The first shot of the film shows Anne Hathaway with short hair, a make-up-free face and with a cigarette hanging from her mouth. Instantly, we see director Jonathan Demme's ('Silence of the Lambs', 'Philadelphia') intentions: to push Hathaway as an actress and draw her away from the cutesy roles that have dominated her career thus far.

One never really knows how much a performance owes to its director, but judging from Hathaway's previous performances, Demme has helped her no end in this role; the young starlet is nothing short of a revelation. From the outset she simply oozes angst and wears a disorientated, beaten down look on her face. Her hair is multi-coloured and ragged and her eyes filled with dismay.

Hathaway is helped in her portrayal of Kym by a razor-sharp script. The writing from first-time screenwriter Jenny Lumet is biting, funny and tender at all the right moments. Hathaway is the lynchpin and is served well by dialogue of acrid humour as well as plenty of silent screen time. Her sister Rachel and her father Paul (Irwin) are also well served by excellent characterisation and a perfect balance of light-hearted and despondent moments.

These central characters have a superb supporting ensemble around them. A segment of the film covers the wedding rehearsal dinner. During this dinner we are treated to introductions to these characters through their speeches; this is a novel and refreshing idea which gently introduces several interesting characters to the audience.

If the wedding is the highlight of this film, the dialogue and human interaction are a very close second.
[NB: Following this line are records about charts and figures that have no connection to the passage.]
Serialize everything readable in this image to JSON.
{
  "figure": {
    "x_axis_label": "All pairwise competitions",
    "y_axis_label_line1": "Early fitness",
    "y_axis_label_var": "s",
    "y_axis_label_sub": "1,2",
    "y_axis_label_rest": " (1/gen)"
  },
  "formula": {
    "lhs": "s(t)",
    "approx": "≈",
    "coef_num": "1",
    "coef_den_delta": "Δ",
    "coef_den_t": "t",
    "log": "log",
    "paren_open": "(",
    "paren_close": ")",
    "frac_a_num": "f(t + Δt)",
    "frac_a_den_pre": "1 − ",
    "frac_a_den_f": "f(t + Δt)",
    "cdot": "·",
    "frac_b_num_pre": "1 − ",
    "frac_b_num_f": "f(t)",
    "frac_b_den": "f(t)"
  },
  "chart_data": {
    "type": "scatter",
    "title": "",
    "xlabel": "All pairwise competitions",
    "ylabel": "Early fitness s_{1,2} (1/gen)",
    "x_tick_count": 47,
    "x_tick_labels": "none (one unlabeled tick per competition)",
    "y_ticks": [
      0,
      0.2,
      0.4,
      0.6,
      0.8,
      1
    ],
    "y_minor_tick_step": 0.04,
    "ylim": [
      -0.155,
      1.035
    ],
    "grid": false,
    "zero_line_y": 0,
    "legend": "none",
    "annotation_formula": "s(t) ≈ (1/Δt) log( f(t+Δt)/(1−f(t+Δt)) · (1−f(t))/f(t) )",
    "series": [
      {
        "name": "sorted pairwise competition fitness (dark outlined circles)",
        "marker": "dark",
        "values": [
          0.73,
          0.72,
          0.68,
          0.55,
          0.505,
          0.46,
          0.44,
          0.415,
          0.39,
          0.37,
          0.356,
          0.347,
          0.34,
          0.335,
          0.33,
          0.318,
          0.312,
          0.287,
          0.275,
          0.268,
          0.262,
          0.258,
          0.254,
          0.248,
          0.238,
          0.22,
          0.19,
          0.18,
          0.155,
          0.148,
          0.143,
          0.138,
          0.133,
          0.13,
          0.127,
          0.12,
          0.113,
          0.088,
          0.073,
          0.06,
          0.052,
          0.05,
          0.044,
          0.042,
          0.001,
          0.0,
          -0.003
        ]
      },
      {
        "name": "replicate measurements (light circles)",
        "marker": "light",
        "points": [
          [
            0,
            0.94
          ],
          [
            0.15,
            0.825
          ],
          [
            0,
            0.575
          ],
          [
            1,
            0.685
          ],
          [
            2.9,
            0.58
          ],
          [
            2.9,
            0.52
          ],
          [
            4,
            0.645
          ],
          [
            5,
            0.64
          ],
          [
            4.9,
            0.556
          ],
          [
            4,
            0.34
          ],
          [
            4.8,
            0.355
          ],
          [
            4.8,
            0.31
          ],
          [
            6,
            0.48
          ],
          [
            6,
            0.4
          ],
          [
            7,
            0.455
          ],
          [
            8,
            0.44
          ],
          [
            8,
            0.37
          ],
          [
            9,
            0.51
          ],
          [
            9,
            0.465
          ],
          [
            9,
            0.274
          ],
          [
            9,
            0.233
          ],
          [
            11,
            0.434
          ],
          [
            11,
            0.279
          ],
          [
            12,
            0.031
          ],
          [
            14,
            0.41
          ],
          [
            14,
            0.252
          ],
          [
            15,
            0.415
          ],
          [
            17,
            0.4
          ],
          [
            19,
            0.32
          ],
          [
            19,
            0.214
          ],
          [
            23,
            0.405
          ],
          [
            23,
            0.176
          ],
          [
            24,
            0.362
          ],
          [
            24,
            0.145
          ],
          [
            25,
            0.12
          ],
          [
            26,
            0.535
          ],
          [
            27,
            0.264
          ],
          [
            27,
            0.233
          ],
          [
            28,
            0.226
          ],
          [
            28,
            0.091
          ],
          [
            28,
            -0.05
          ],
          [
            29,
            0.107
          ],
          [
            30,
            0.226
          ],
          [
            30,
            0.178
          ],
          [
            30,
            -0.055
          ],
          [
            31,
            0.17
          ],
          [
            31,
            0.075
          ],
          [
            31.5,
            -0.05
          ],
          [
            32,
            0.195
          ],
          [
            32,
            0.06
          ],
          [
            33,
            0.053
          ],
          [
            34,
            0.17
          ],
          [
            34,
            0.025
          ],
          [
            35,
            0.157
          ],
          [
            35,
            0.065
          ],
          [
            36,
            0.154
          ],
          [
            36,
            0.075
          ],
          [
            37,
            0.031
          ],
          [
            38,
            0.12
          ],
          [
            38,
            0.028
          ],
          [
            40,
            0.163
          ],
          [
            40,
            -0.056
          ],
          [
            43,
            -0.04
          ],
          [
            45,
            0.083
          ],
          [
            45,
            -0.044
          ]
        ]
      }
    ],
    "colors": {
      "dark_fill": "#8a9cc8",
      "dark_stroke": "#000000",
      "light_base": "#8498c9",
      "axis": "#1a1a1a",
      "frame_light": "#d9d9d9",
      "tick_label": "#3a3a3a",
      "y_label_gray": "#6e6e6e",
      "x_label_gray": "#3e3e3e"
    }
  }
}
The manner in which familial fights - which soon shift to laughter and back to anger - are dealt with is incredibly vivid and real; true to life as much as one can hope to see on film.

The realism of the film is pushed along by the beautiful natural cinematography of Declan Quinn ('Leaving Las Vegas', 'Monsoon Wedding'). His combination of hand-held digicam footage and more traditionally designed camera footage works to great effect.

Musically, the film is a tour de force. As the eventful wedding day unfolds, we hop effortlessly from traditional to folk to rock to jazz to pop. The soundtrack is so well-chosen it becomes a character in the film in its own right. Music lovers will be intoxicated.

'Rachel Getting Married's strength is its depiction and analysis of bittersweet life; however, this may be too tender for some cinemagoer's tastes. The film is also a little long, meaning those who like cinema snappy may tire in the middle section. Those who like their cinema low-key and focused on character interaction will be in for a treat with this one and can prepare to be brought from laughter to pain in swift directorial movements throughout. Let's hope Hathaway continues to pick such interesting scripts.